Gladwin Heights United Church wants to build housing for seniors at its central Abbotsford property. 📷 City of Abbotsford
Abbotsford United Church plots seniors housing project
An Abbotsford church wants to redevelop its property to build apartments for low-income seniors, a new childcare centre, and space for people with developmental disabilities.
Gladwin Heights United Church has applied to the city to build a six-storey mixed-use building on its Gladwin Road property. The ground floor would include worship space and a childcare centre, while the floors above would house seniors and developmentally disabled adults.
The project would be one of the first of its kind in Abbotsford, but similar to the redevelopment of the Cheam View United Church property in downtown Chilliwack.
To proceed, Abbotsford council must approve rezoning and an Official Community Plan amendment. Council will vote later today, but staff and politicians have previously shown support for allowing large church properties to be developed—particularly for desperately needed non-market housing. Proposed new revisions to the city’s Official Community Plan would clarify how and what type of housing could be built on sites previously zoned for worship or institutional uses.

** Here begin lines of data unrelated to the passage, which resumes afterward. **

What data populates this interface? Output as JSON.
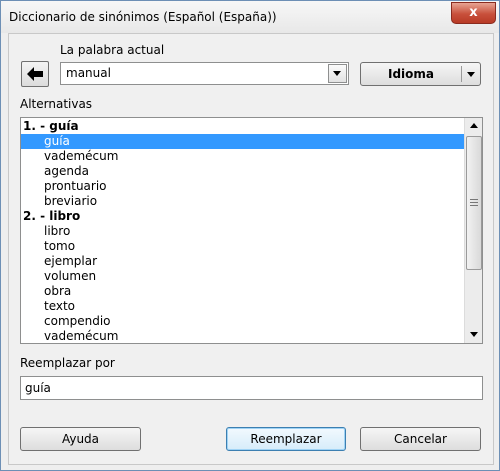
{
  "window": {
    "title": "Diccionario de sinónimos (Español (España))",
    "close_glyph": "x"
  },
  "labels": {
    "current_word": "La palabra actual",
    "alternatives": "Alternativas",
    "replace_with": "Reemplazar por"
  },
  "current_word": {
    "value": "manual"
  },
  "language_button": {
    "label": "Idioma"
  },
  "alternatives": [
    {
      "text": "1. - guía",
      "kind": "head"
    },
    {
      "text": "guía",
      "kind": "item",
      "selected": true
    },
    {
      "text": "vademécum",
      "kind": "item"
    },
    {
      "text": "agenda",
      "kind": "item"
    },
    {
      "text": "prontuario",
      "kind": "item"
    },
    {
      "text": "breviario",
      "kind": "item"
    },
    {
      "text": "2. - libro",
      "kind": "head"
    },
    {
      "text": "libro",
      "kind": "item"
    },
    {
      "text": "tomo",
      "kind": "item"
    },
    {
      "text": "ejemplar",
      "kind": "item"
    },
    {
      "text": "volumen",
      "kind": "item"
    },
    {
      "text": "obra",
      "kind": "item"
    },
    {
      "text": "texto",
      "kind": "item"
    },
    {
      "text": "compendio",
      "kind": "item"
    },
    {
      "text": "vademécum",
      "kind": "item"
    }
  ],
  "replace": {
    "value": "guía"
  },
  "buttons": {
    "help": "Ayuda",
    "replace": "Reemplazar",
    "cancel": "Cancelar"
  },
  "colors": {
    "selection": "#3399ff",
    "close": "#c8503b"
  },
  "icons": {
    "back": "arrow-left-icon",
    "close": "close-icon"
  }
}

In consultations for the OCP, the vast majority of respondents said they supported the use of church land for non-market housing. But an online survey for the United Church property elicited more opponents than support, with respondents—some of whom seemed to think the project would specifically house people with mental illness—concerned about the potential for more crime, the proximity to hydro lines, and uncertainty about the definition of “non-market housing.” Visitors to an in-person open house were far more receptive, with 18 of 20 respondents in favour.